Ann Agric Environ Med 2002;9(1):91–97
The aim of this work was to determine the reactivity of furniture factory workers to microbial allergens associated with wood dust. Allergological examinations by skin and precipitin tests were performed in 48 workers employed in a factory producing furniture from fibreboards and chipboards, and in 32 healthy urban dwellers not exposed to organic dusts (referents). The skin test was performed by the intradermal method with the saline extracts of the cultures of 3 microbial species (Rahnella sp., Arthrobacter globiformis, Aspergillus fumigatus) associated with wood dust. Skin reactions were recorded after 20 minutes, 8 hours and 24 hours and graded 1-4, depending on the diameter of the reaction. The agar-gel test for the presence of precipitins in serum was performed with the extracts of 15 microbial isolates. The furniture factory workers showed a high skin response to the extracts of environmental microbes. The frequency of early grade 2 reactions (diameter 10 mm) to the extract of Rahnella sp. was 64.6% among furniture workers, being significantly higher (p < 0.001) compared to reference group (18.7%). High frequencies of grade 2 reactions in furniture workers were also found with the extracts of A. globiformis and A. fumigatus (52.1% and 62.5%, respectively).

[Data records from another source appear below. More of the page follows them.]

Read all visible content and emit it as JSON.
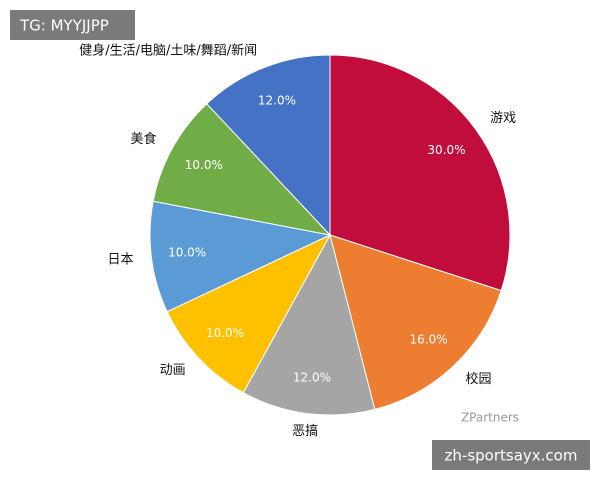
{
  "chart_data": {
    "type": "pie",
    "categories": [
      "游戏",
      "校园",
      "恶搞",
      "动画",
      "日本",
      "美食",
      "健身/生活/电脑/土味/舞蹈/新闻"
    ],
    "values": [
      30,
      16,
      12,
      10,
      10,
      10,
      12
    ],
    "value_labels": [
      "30.0%",
      "16.0%",
      "12.0%",
      "10.0%",
      "10.0%",
      "10.0%",
      "12.0%"
    ],
    "colors": [
      "#c00d3b",
      "#ed7d31",
      "#a5a5a5",
      "#ffc000",
      "#5b9bd5",
      "#70ad47",
      "#4472c4"
    ]
  },
  "watermarks": {
    "top_left": "TG: MYYJJPP",
    "logo": "ZPartners",
    "bottom_right": "zh-sportsayx.com"
  }
}
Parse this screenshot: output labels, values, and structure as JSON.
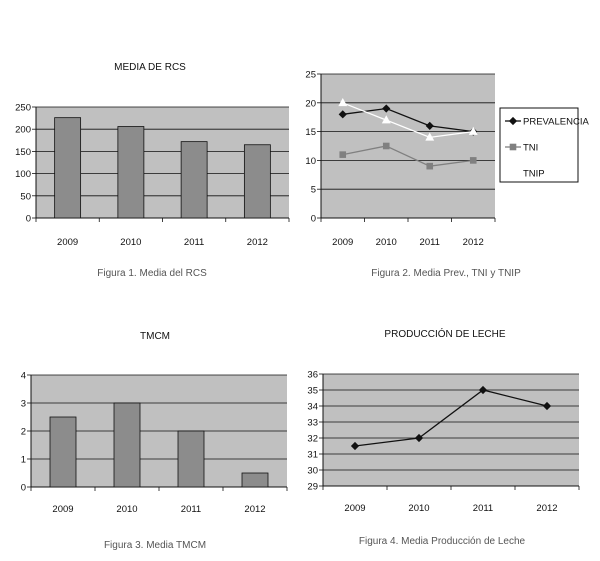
{
  "chart_data": [
    {
      "type": "bar",
      "title": "MEDIA DE RCS",
      "caption": "Figura 1. Media del RCS",
      "categories": [
        "2009",
        "2010",
        "2011",
        "2012"
      ],
      "values": [
        226,
        206,
        172,
        165
      ],
      "ylim": [
        0,
        250
      ],
      "yticks": [
        0,
        50,
        100,
        150,
        200,
        250
      ],
      "grid": true
    },
    {
      "type": "line",
      "title": "",
      "caption": "Figura 2. Media Prev., TNI y TNIP",
      "categories": [
        "2009",
        "2010",
        "2011",
        "2012"
      ],
      "ylim": [
        0,
        25
      ],
      "yticks": [
        0,
        5,
        10,
        15,
        20,
        25
      ],
      "grid": true,
      "legend": "right",
      "series": [
        {
          "name": "PREVALENCIA",
          "values": [
            18,
            19,
            16,
            15
          ],
          "color": "#111111",
          "marker": "diamond"
        },
        {
          "name": "TNI",
          "values": [
            11,
            12.5,
            9,
            10
          ],
          "color": "#808080",
          "marker": "square"
        },
        {
          "name": "TNIP",
          "values": [
            20,
            17,
            14,
            15
          ],
          "color": "#ffffff",
          "marker": "triangle"
        }
      ]
    },
    {
      "type": "bar",
      "title": "TMCM",
      "caption": "Figura 3. Media TMCM",
      "categories": [
        "2009",
        "2010",
        "2011",
        "2012"
      ],
      "values": [
        2.5,
        3,
        2,
        0.5
      ],
      "ylim": [
        0,
        4
      ],
      "yticks": [
        0,
        1,
        2,
        3,
        4
      ],
      "grid": true
    },
    {
      "type": "line",
      "title": "PRODUCCIÓN DE LECHE",
      "caption": "Figura 4. Media Producción de Leche",
      "categories": [
        "2009",
        "2010",
        "2011",
        "2012"
      ],
      "ylim": [
        29,
        36
      ],
      "yticks": [
        29,
        30,
        31,
        32,
        33,
        34,
        35,
        36
      ],
      "grid": true,
      "series": [
        {
          "values": [
            31.5,
            32,
            35,
            34
          ],
          "color": "#111111",
          "marker": "diamond"
        }
      ]
    }
  ],
  "colors": {
    "plot_background": "#c0c0c0",
    "bar_fill": "#8c8c8c",
    "grid_line": "#111111",
    "axis": "#111111"
  }
}
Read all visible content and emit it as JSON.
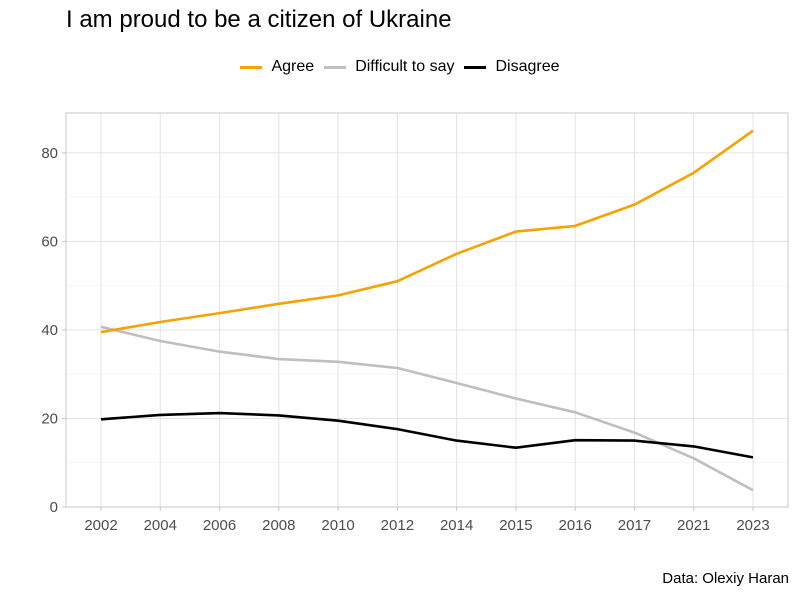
{
  "chart_data": {
    "type": "line",
    "title": "I am proud to be a citizen of Ukraine",
    "caption": "Data: Olexiy Haran",
    "x": [
      "2002",
      "2004",
      "2006",
      "2008",
      "2010",
      "2012",
      "2014",
      "2015",
      "2016",
      "2017",
      "2021",
      "2023"
    ],
    "series": [
      {
        "name": "Agree",
        "color": "#f5a300",
        "values": [
          39.5,
          41.8,
          43.8,
          45.9,
          47.8,
          51,
          57.2,
          62.2,
          63.5,
          68.3,
          75.5,
          85
        ]
      },
      {
        "name": "Difficult to say",
        "color": "#bfbfbf",
        "values": [
          40.7,
          37.5,
          35.1,
          33.4,
          32.8,
          31.4,
          28,
          24.5,
          21.4,
          16.8,
          11,
          3.8
        ]
      },
      {
        "name": "Disagree",
        "color": "#000000",
        "values": [
          19.8,
          20.8,
          21.2,
          20.7,
          19.5,
          17.6,
          15,
          13.4,
          15.1,
          15,
          13.7,
          11.2
        ]
      }
    ],
    "ylim": [
      0,
      89
    ],
    "yticks": [
      0,
      20,
      40,
      60,
      80
    ],
    "xlabel": "",
    "ylabel": "",
    "grid": true,
    "legend_position": "top"
  }
}
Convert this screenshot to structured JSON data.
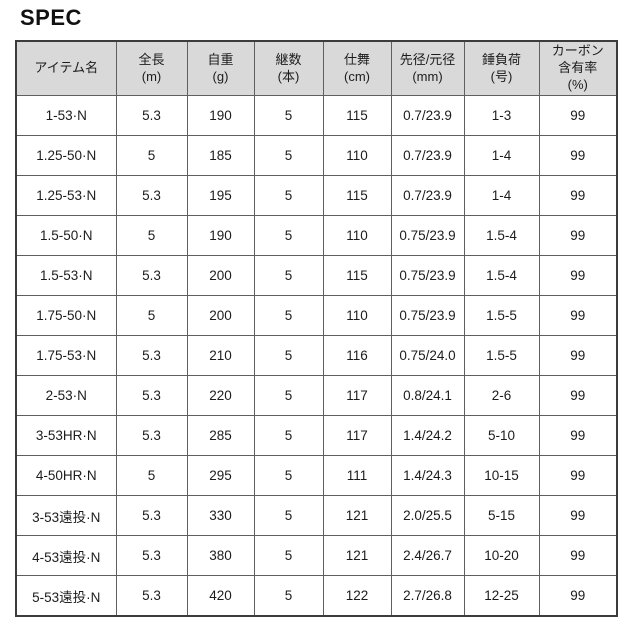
{
  "page": {
    "title": "SPEC"
  },
  "table": {
    "columns": [
      {
        "id": "item_name",
        "label": "アイテム名"
      },
      {
        "id": "total_length",
        "label": "全長\n(m)"
      },
      {
        "id": "weight",
        "label": "自重\n(g)"
      },
      {
        "id": "sections",
        "label": "継数\n(本)"
      },
      {
        "id": "closed_length",
        "label": "仕舞\n(cm)"
      },
      {
        "id": "tip_butt_dia",
        "label": "先径/元径\n(mm)"
      },
      {
        "id": "sinker_load",
        "label": "錘負荷\n(号)"
      },
      {
        "id": "carbon_content",
        "label": "カーボン\n含有率\n(%)"
      }
    ],
    "rows": [
      [
        "1-53·N",
        "5.3",
        "190",
        "5",
        "115",
        "0.7/23.9",
        "1-3",
        "99"
      ],
      [
        "1.25-50·N",
        "5",
        "185",
        "5",
        "110",
        "0.7/23.9",
        "1-4",
        "99"
      ],
      [
        "1.25-53·N",
        "5.3",
        "195",
        "5",
        "115",
        "0.7/23.9",
        "1-4",
        "99"
      ],
      [
        "1.5-50·N",
        "5",
        "190",
        "5",
        "110",
        "0.75/23.9",
        "1.5-4",
        "99"
      ],
      [
        "1.5-53·N",
        "5.3",
        "200",
        "5",
        "115",
        "0.75/23.9",
        "1.5-4",
        "99"
      ],
      [
        "1.75-50·N",
        "5",
        "200",
        "5",
        "110",
        "0.75/23.9",
        "1.5-5",
        "99"
      ],
      [
        "1.75-53·N",
        "5.3",
        "210",
        "5",
        "116",
        "0.75/24.0",
        "1.5-5",
        "99"
      ],
      [
        "2-53·N",
        "5.3",
        "220",
        "5",
        "117",
        "0.8/24.1",
        "2-6",
        "99"
      ],
      [
        "3-53HR·N",
        "5.3",
        "285",
        "5",
        "117",
        "1.4/24.2",
        "5-10",
        "99"
      ],
      [
        "4-50HR·N",
        "5",
        "295",
        "5",
        "111",
        "1.4/24.3",
        "10-15",
        "99"
      ],
      [
        "3-53遠投·N",
        "5.3",
        "330",
        "5",
        "121",
        "2.0/25.5",
        "5-15",
        "99"
      ],
      [
        "4-53遠投·N",
        "5.3",
        "380",
        "5",
        "121",
        "2.4/26.7",
        "10-20",
        "99"
      ],
      [
        "5-53遠投·N",
        "5.3",
        "420",
        "5",
        "122",
        "2.7/26.8",
        "12-25",
        "99"
      ]
    ]
  }
}
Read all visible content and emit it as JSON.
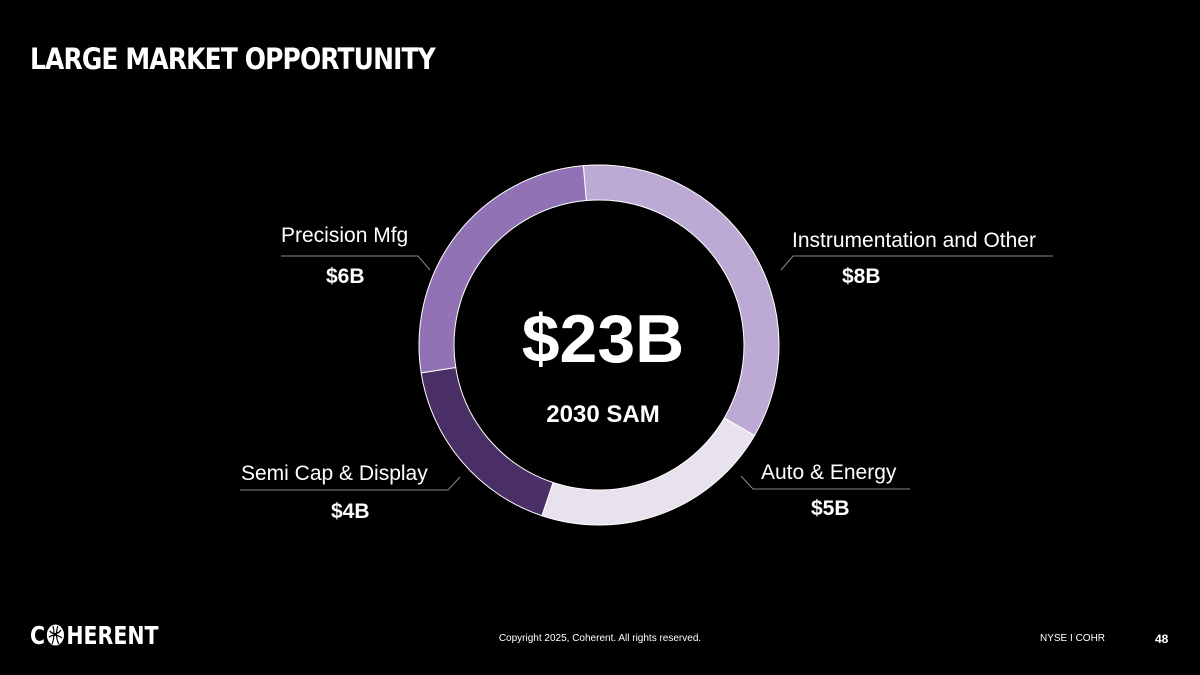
{
  "slide": {
    "title": "LARGE MARKET OPPORTUNITY"
  },
  "chart_data": {
    "type": "pie",
    "donut": true,
    "center_value": "$23B",
    "center_label": "2030 SAM",
    "unit": "$B",
    "start_angle_deg": -5,
    "direction": "clockwise",
    "slices": [
      {
        "name": "Instrumentation and Other",
        "value": 8,
        "label": "$8B",
        "color": "#BCA9D4"
      },
      {
        "name": "Auto & Energy",
        "value": 5,
        "label": "$5B",
        "color": "#E8E2EF"
      },
      {
        "name": "Semi Cap & Display",
        "value": 4,
        "label": "$4B",
        "color": "#4A2F66"
      },
      {
        "name": "Precision Mfg",
        "value": 6,
        "label": "$6B",
        "color": "#9173B5"
      }
    ]
  },
  "footer": {
    "logo_text_a": "C",
    "logo_text_b": "HERENT",
    "copyright": "Copyright 2025, Coherent. All rights reserved.",
    "ticker": "NYSE I COHR",
    "page_number": "48"
  }
}
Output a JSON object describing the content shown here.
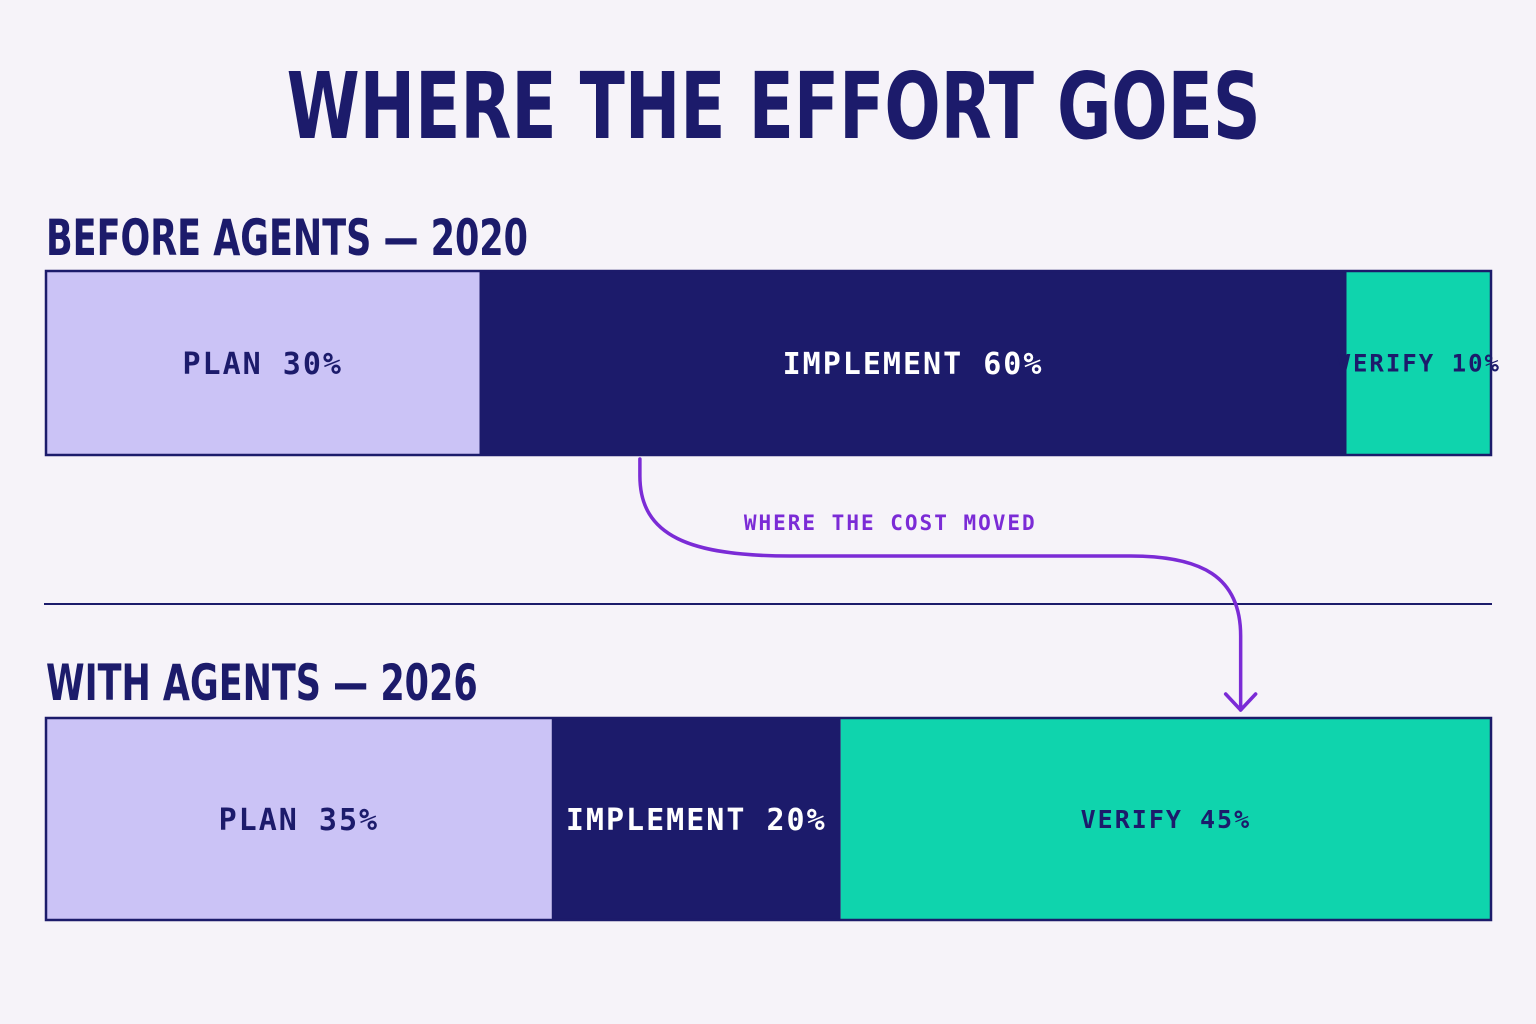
{
  "title": "WHERE THE EFFORT GOES",
  "colors": {
    "background": "#f6f3f9",
    "ink": "#1c1b6b",
    "plan": "#cbc3f6",
    "implement": "#1c1b6b",
    "verify": "#0fd4ad",
    "accent": "#7b2bd6"
  },
  "chart_data": {
    "type": "bar",
    "orientation": "horizontal",
    "stacked": true,
    "normalized_to": 100,
    "unit": "%",
    "rows": [
      {
        "heading": "BEFORE AGENTS — 2020",
        "segments": [
          {
            "label": "PLAN 30%",
            "category": "plan",
            "value": 30
          },
          {
            "label": "IMPLEMENT 60%",
            "category": "implement",
            "value": 60
          },
          {
            "label": "VERIFY 10%",
            "category": "verify",
            "value": 10
          }
        ]
      },
      {
        "heading": "WITH AGENTS — 2026",
        "segments": [
          {
            "label": "PLAN 35%",
            "category": "plan",
            "value": 35
          },
          {
            "label": "IMPLEMENT 20%",
            "category": "implement",
            "value": 20
          },
          {
            "label": "VERIFY 45%",
            "category": "verify",
            "value": 45
          }
        ]
      }
    ],
    "annotation": {
      "text": "WHERE THE COST MOVED",
      "from": {
        "row": 0,
        "category": "implement"
      },
      "to": {
        "row": 1,
        "category": "verify"
      }
    },
    "legend": "none",
    "grid": false
  }
}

The frequencies of grade 2 delayed (after 8 h) and late (after 24 h) reactions to Rahnella sp. in furniture workers were non-specifically high (97.9%/93.7%) while the response rates to A. globiformis and A. fumigatus were much lower (10.4%/25.0%, and 4.2%/37.5%, respectively). In agar-gel test for detection of precipitins, in most cases very low percentages of positive reactions (0-2.1%) were noted in furniture factory workers. The only exception was a high percentage of positive reactions (27.1%) to the antigen of Pseudomonas maltophilia, which was significantly greater in furniture workers compared to the reference group (p < 0.01). The obtained results suggest that early allergic reactions to microorganisms associated with wood dust are common among workers of furniture industry, which may increase a potential risk of work-related disease in this occupational group.